The AKP and the MHP (Party for the Nationalist Movement) have agreed to some constitutional changes that open the doors of universities to girls wearing the Islamic headscarf, banned up until now (or tolerated in some universities). The secular opposition sees this as a way to undermine the secular, modern, Western foundations of Turkish society on the pretext of "human rights and freedom of belief." Opposition groups, largely from the urban, neo-kemalist ’left’ do not fear nearly as much the presence of "turban-wearers" on university benches as the moment when this generation will integrate political, social and public life, extending their conservative, religious vision and their own particular understanding of "modernity" to the entire public sphere. Tens of thousands of people marched on 2nd February 2008 to the mausoleum of Atatürk, the father of secular, coercive Turkey, led by the CHP (the Republican People’s Party, founded by Mustafa Kemal himself), which intends to take the matter to the Constitutional Court.

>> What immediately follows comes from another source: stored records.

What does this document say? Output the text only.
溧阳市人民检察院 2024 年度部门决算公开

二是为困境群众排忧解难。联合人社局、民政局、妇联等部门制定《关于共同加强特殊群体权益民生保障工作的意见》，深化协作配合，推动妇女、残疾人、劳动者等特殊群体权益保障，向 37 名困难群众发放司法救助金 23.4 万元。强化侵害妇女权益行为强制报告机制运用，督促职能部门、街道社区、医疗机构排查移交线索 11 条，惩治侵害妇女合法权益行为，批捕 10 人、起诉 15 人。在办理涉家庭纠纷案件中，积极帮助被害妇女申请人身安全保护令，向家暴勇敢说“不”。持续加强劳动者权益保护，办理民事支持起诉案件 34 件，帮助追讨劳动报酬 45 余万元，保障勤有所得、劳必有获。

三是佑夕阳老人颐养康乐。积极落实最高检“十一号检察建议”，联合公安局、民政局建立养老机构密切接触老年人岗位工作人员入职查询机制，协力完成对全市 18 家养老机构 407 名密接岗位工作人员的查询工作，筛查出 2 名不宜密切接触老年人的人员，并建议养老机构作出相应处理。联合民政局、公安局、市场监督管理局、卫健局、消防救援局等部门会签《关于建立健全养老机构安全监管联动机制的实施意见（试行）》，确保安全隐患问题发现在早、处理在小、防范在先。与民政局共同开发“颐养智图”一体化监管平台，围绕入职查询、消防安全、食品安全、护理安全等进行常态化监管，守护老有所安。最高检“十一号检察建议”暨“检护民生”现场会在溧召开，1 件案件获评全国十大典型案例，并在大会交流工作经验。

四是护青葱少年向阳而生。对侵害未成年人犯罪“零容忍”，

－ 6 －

They hope that the latter will oppose it, considering it an attack on the principle of secularity etched in stone, like the articles of the Constitution, "immutable and to which it is forbidden to propose changes".
However, since 2002 (and especially since July 2007), senior legal and administrative figures increasingly include either people close to the AKP or liberals who believe that the Kemalist dogma must change (which is the case for the President of the Constitutional Court or the President of the Institution of Higher Education - YÖK), even if state officials and legal staff remain loyal to the Kemalist dogma. The legal (Constitutional Court) or administrative (YÖK) opposition could then be insufficient to stem the intrusion of religion into the public arena.
Despite opposition protests, the Turkish Parliament in fact adopted this amendment to the Constitution on Thursday, 7th February with 404 votes in favour to 92 against, which was far more than the two thirds of votes required (367).